Bahia abre proposta de R$ 1 bilhão do Grupo City para comprar o clube; veja como o dinheiro seria usado

Sheik Mansour bin Zayed Al Nahyan, dono do Manchester City, durante partida da Premier League, no Etihad Stadium Andrew Yates/Getty Images

Clube apresentou nesta sexta-feira os detalhes da proposta feita pelo City Football Group para aquisição da SAF do Esquadrão de Aço


O Bahia apresentou, nesta sexta-feira (23), detalhes da proposta oficial do City Football Group, dono do Manchester City e outras filiais, pela compra da SAF do clube.

Por 90% dos direitos da equipe, o grupo trará aporte de R$ 1 bilhão, com 50% sendo destinado à compra de jogadores, 30% ao pagamento da dívida e 20% para investimentos em infraestrutura, base, capital de giro, entre outras coisas.

O prazo dado ao clube para uso do dinheiro é 15 anos, com a diretoria garantindo que o mesmo será feito em cinco. Ainda existirá a obrigação contratual de manter a folha salarial de toda a empresa no que for maior: R$ 120 milhões ou 60% da receita bruta da SAF, sem contar transferências de jogadores.

Todas as dívidas da associação civil serão liquidadas e a marca seguirá nos 10% de propriedade dessa associação. Com isso, questões como hino, brasão, escudo, símbolos, apelidos e cores não poderão ser modificados. O clube ainda garantiu que programas como o 'Camisa Popular' e o 'Bermuda e Camiseta' serão mantidos.

Sendo aprovado por sócios, o Bahia irá repetir o mesmo processo que ocorreu com Botafogo, Cruzeiro e Vasco, com toda a gestão do futebol, profissional e de base, masculino e feminino, sendo feita pelo grupo.

A intenção do grupo City de comprar um novo clube na América do Sul não é nova. Conversas com outras equipes do Brasil, como o Atlético-MG, chegaram a existir, mas não avançaram. O Bahia terá investimentos menores, somente, do que o Manchester City na escala organizacional do grupo.

Veja a nota oficial divulgada pelo Bahia:

O Esporte Clube Bahia e o City Football Group confirmaram hoje que o CFG apresentou uma proposta para adquirir 90% do Bahia, com os 10% restantes permanecendo à Associação do clube.

Guilherme Bellintani, presidente do Bahia, e Ferran Soriano, Diretor Executivo do City Football Group, reuniram-se com os conselheiros tricolores para apresentar as propostas de investimento.

Se a proposta for aprovada pelos órgãos competentes de governança do Esquadrão, o veículo de investimento será uma Sociedade Anônima de Futebol (SAF) a ser incorporada pelo Bahia, com o City Football Group posteriormente se juntando como acionista em busca do desenvolvimento de uma estratégia de longo prazo para o Bahia.

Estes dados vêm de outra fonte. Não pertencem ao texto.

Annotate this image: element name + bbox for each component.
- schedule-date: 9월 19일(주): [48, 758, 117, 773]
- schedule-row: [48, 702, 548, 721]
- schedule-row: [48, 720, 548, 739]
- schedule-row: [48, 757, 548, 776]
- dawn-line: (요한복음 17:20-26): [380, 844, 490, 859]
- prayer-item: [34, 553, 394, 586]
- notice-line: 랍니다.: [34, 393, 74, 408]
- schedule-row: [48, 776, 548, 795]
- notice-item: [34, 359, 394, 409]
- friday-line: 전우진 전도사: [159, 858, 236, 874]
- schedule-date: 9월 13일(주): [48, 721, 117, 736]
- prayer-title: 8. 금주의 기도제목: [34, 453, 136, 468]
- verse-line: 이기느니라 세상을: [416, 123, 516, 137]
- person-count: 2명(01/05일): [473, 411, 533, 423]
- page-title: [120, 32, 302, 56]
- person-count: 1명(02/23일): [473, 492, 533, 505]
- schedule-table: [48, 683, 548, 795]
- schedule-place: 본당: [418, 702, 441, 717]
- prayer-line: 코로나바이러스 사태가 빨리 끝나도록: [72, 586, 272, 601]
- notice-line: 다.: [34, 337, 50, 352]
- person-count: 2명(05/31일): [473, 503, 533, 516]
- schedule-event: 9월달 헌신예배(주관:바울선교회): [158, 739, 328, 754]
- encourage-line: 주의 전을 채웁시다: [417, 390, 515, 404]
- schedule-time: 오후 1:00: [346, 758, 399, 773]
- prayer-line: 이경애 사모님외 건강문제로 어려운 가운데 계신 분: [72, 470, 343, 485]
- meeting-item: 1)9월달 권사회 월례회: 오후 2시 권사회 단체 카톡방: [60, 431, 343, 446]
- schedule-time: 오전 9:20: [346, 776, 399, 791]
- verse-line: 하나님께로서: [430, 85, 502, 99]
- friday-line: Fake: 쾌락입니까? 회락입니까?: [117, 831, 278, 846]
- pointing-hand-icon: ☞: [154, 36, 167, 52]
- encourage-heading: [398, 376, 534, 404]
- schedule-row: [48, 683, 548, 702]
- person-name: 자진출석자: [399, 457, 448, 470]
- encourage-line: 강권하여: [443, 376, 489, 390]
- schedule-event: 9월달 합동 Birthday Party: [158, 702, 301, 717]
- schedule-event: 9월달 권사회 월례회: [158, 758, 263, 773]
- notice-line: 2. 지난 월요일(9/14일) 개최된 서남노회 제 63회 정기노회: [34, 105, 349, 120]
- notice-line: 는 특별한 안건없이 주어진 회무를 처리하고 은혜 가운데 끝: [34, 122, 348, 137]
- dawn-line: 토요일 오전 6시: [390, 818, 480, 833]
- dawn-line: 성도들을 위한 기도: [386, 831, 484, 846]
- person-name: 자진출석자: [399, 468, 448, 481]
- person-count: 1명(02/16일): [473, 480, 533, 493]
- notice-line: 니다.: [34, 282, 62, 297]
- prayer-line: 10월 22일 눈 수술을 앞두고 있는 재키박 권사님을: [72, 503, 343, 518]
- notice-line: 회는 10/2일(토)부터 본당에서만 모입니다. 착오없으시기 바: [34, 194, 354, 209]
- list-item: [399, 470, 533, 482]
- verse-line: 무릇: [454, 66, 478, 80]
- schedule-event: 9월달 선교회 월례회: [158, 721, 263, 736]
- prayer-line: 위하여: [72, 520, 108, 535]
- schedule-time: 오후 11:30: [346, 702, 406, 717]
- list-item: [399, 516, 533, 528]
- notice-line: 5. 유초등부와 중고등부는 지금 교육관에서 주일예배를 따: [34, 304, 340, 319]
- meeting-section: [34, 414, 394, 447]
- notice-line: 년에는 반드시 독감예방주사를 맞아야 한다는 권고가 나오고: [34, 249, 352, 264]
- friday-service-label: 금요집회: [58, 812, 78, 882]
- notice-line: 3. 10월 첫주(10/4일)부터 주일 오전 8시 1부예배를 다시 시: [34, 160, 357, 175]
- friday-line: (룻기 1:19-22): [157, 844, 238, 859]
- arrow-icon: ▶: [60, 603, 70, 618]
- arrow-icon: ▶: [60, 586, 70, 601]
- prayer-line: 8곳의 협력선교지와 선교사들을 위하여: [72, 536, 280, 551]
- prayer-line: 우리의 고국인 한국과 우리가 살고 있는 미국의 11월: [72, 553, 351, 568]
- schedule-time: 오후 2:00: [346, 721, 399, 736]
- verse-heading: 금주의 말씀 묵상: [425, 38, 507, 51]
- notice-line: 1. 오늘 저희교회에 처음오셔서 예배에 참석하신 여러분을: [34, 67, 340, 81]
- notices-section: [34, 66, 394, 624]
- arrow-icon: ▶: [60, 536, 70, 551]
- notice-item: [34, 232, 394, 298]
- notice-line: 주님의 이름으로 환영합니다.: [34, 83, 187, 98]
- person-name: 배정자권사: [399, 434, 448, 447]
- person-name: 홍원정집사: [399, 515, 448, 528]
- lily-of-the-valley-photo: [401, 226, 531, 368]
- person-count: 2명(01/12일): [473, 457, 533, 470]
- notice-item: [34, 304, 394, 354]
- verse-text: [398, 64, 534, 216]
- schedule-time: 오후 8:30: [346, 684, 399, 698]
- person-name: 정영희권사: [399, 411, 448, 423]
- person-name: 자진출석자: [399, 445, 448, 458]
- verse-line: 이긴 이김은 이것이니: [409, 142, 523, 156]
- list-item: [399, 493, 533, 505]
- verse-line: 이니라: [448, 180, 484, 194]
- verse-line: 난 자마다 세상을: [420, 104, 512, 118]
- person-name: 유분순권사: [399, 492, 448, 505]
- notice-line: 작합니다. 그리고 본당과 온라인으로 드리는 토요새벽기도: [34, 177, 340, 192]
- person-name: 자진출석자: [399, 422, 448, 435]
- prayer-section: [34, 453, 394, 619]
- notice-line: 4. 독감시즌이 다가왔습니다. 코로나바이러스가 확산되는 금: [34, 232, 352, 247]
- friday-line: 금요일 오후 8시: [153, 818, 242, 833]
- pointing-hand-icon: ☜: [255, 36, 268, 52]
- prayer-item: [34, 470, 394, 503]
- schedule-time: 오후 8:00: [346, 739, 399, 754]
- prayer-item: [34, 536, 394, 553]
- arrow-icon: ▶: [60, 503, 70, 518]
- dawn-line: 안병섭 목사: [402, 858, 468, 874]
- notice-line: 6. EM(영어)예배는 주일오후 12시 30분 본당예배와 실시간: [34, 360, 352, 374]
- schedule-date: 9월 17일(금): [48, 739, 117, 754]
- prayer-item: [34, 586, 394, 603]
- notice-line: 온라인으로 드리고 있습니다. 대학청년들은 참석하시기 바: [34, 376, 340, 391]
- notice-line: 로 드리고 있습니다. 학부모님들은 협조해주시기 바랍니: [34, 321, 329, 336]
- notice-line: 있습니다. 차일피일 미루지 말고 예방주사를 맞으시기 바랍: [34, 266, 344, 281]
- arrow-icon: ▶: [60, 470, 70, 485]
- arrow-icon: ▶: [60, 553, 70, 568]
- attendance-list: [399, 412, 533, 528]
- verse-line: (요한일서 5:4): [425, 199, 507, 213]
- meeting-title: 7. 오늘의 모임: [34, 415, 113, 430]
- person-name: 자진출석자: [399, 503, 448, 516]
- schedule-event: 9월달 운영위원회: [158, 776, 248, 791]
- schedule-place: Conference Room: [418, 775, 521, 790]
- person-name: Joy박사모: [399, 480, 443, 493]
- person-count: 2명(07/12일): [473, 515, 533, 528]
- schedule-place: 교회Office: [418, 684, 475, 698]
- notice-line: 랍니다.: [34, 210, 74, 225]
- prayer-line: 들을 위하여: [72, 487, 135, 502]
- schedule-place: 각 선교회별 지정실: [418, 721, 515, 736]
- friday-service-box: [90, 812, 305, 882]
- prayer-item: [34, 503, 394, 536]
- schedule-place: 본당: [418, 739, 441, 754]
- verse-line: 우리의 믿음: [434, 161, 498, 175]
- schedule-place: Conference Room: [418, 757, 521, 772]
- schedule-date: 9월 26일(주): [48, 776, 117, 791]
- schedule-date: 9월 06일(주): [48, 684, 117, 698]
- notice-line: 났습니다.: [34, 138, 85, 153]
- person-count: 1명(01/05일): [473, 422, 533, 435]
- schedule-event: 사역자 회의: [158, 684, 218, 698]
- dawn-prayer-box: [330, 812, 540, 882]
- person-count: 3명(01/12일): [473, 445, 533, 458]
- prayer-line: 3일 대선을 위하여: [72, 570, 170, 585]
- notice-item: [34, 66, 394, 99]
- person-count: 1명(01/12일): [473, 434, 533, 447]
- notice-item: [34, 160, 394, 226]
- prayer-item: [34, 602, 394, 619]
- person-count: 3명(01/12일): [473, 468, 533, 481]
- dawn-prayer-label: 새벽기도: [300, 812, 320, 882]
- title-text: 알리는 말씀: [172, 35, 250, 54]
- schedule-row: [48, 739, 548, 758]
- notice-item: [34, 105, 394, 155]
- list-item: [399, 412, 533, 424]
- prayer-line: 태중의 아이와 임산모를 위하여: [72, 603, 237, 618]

As prioridades incluem o fortalecimento do desempenho das equipes masculina e feminina em campo e o sistema de categoria de base em todos os níveis e idades, visando o objetivo de jogar um futebol de primeira linha na Série A do Campeonato Brasileiro e em competições continentais.

Garantir sustentabilidade financeira, melhorar o clube e sua infraestrutura, atender aos torcedores e programas sociais de apoio à comunidade local são fundamentais para o compromisso do CFG em desenvolver o Bahia em um clube de futebol de classe mundial para o Brasil.

CFG e Bahia também confirmaram que a identidade, as cores e o hino do Esquadrão não mudarão.

Sujeito a todas as aprovações e processos, o investimento proposto permitiria ao Bahia quitar a totalidade de obrigações de dívidas existentes e incluir um robusto programa de financiamento para investir em jogadores.

Após as apresentações de hoje, o Conselho enviará parecer em até dois meses aos sócios do clube para que eles possam votar a proposta numa Assembleia Geral.

O Bahia se tornaria o 13º clube da família global do City Football, que ganhou ligas nacionais na América, Austrália, Bolívia, Inglaterra e Índia nos últimos dois anos.